By now she is desperate to cure Nicholas herself. After doctors suggest he may need a bone marrow transplant, Amylynne talks with Sean about having a baby to serve as the donor (no one in their blended family is a genetic match for Nicholas). Her pastor dissuades her, saying that she would be forcing a solution rather than trusting God to provide one.
So when Mayer suggests sequencing Nicholas’ DNA, she is ready.
The cost will be high. Even if insurance did pay for such things, Nicholas has exceeded his $2 million lifetime benefit. Money will have to be raised.

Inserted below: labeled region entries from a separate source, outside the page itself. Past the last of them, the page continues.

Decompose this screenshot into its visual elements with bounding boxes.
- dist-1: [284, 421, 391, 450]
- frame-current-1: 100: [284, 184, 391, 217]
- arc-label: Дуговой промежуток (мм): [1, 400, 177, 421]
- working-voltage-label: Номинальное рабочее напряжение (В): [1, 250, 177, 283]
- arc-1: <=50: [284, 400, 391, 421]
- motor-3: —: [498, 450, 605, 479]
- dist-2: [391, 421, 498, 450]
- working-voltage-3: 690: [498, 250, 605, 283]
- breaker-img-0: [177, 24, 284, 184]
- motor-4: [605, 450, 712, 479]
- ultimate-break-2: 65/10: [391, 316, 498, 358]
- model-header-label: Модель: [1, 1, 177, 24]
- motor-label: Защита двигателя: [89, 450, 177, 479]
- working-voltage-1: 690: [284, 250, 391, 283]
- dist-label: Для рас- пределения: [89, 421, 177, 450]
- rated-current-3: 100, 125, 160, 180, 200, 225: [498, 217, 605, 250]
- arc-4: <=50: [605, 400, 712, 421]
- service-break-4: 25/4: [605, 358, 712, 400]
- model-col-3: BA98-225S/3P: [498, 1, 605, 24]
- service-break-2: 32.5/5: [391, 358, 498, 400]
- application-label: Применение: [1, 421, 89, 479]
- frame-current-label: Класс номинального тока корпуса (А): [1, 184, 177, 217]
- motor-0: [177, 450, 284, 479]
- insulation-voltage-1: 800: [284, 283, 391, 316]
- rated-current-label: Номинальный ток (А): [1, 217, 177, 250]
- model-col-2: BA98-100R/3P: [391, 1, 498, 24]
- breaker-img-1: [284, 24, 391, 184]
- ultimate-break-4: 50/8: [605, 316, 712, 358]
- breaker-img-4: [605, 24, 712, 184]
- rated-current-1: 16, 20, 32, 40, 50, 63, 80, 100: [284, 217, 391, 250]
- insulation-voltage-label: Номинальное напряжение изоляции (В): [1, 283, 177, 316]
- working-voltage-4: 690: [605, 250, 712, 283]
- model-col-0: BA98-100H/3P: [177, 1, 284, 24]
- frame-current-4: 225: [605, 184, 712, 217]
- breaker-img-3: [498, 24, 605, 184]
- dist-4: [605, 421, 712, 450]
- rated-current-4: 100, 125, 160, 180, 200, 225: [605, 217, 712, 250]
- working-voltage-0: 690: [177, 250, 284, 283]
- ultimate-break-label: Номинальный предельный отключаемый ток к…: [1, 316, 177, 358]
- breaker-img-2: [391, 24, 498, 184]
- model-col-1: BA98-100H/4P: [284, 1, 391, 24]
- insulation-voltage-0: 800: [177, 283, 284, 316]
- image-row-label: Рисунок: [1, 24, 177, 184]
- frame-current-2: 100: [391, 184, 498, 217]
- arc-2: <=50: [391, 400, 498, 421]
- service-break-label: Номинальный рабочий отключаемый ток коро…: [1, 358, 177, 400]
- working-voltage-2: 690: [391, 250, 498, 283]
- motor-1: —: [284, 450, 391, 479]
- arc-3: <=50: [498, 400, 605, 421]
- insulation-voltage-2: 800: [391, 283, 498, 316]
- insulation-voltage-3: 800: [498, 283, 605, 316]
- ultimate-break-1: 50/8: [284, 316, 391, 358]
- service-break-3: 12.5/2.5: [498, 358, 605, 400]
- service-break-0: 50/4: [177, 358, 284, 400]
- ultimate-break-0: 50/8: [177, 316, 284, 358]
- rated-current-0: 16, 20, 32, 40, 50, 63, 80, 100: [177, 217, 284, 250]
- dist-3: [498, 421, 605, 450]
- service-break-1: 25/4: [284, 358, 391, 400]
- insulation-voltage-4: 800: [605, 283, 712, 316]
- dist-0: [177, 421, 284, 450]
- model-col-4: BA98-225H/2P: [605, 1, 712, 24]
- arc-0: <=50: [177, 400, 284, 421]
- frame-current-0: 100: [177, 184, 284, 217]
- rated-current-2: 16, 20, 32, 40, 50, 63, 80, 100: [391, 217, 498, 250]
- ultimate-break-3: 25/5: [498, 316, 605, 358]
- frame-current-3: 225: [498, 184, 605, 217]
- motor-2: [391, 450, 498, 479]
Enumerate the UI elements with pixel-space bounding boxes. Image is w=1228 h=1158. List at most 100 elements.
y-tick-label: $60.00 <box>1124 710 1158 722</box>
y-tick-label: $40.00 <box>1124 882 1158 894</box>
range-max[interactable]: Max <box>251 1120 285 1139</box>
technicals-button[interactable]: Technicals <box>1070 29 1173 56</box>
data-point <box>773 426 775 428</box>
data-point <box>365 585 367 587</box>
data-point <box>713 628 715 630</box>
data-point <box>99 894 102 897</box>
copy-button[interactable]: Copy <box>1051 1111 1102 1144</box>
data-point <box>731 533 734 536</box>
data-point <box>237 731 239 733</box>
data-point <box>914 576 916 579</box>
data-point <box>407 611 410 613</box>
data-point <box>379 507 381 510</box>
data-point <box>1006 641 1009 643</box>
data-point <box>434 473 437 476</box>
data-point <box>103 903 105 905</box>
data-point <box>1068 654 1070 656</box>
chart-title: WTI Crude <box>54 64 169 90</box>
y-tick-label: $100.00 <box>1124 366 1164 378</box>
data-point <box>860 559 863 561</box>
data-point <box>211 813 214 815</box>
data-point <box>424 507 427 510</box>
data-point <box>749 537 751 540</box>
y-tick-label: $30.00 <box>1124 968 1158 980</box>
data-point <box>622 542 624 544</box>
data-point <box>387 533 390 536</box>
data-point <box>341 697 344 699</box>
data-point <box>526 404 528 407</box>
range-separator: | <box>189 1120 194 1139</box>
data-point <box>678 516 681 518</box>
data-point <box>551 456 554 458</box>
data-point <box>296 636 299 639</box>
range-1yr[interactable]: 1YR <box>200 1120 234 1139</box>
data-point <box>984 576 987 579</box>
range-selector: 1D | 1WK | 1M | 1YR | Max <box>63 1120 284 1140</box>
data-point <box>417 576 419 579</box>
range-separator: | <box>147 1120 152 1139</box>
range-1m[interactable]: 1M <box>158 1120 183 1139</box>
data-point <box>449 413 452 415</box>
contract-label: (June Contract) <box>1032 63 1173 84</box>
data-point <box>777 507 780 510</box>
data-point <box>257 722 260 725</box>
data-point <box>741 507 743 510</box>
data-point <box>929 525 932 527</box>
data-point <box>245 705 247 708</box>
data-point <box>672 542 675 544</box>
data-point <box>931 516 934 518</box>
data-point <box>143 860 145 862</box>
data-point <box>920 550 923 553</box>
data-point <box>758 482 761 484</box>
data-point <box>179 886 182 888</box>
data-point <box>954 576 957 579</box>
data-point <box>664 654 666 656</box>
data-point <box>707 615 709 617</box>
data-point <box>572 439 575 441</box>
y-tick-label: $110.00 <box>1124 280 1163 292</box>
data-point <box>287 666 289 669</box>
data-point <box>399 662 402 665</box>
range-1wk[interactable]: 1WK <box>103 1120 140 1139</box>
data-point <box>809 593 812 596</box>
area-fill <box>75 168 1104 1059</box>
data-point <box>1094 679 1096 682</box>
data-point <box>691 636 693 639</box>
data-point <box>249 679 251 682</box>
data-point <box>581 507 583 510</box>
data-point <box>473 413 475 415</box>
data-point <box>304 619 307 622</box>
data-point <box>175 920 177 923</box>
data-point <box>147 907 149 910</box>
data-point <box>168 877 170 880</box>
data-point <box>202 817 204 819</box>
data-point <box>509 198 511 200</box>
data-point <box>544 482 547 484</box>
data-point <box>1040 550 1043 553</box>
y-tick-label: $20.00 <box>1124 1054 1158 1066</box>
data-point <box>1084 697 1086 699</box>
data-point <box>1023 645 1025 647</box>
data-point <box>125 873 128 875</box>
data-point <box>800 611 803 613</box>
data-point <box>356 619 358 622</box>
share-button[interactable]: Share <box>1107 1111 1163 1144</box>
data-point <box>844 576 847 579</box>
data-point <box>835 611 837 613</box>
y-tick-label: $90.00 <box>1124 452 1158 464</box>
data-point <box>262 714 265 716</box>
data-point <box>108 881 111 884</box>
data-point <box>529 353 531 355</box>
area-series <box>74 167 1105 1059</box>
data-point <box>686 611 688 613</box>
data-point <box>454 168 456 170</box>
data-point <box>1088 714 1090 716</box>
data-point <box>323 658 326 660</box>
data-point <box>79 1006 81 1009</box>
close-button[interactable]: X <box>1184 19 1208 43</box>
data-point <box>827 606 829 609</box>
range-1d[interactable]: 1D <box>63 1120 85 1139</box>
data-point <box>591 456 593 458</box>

Reading his DNA will have implications for the family. Nicholas’ genetic information comes from his parents; examining it will reveal things about them and about their relatives. Doctors seeking the cause of Nicholas’ gut disease could find mutations for other illnesses that run in families.
None of that worries Amylynne. What matters is Nicholas.
The mother’s journal is 230 pages and growing. A book with no end in sight.
As he reads, Howard Jacob, head of the Medical College’s genetics center, wonders what it would be like to watch one of his children wheeled into the operating room.
He imagines his child disappearing behind a door where he can neither follow nor offer protection. Then he tries to imagine experiencing that moment more than 100 times, as the Volkers have.
Jacob knows the chances of finding the cause of Nicholas’ illness – perhaps one mutation hidden among thousands of minor variations in his genetic script – are slim to none. He knows, too, that without a diagnosis the boy’s long-term odds are little better.
He must weigh the two. The risk that an ambitious test of a new technology could fail. The risk that if they do not make the attempt, a young boy could die.
Jacob recalls what he tells his students. You do the experiment because you need to do it.
There is no other way to learn whether something works.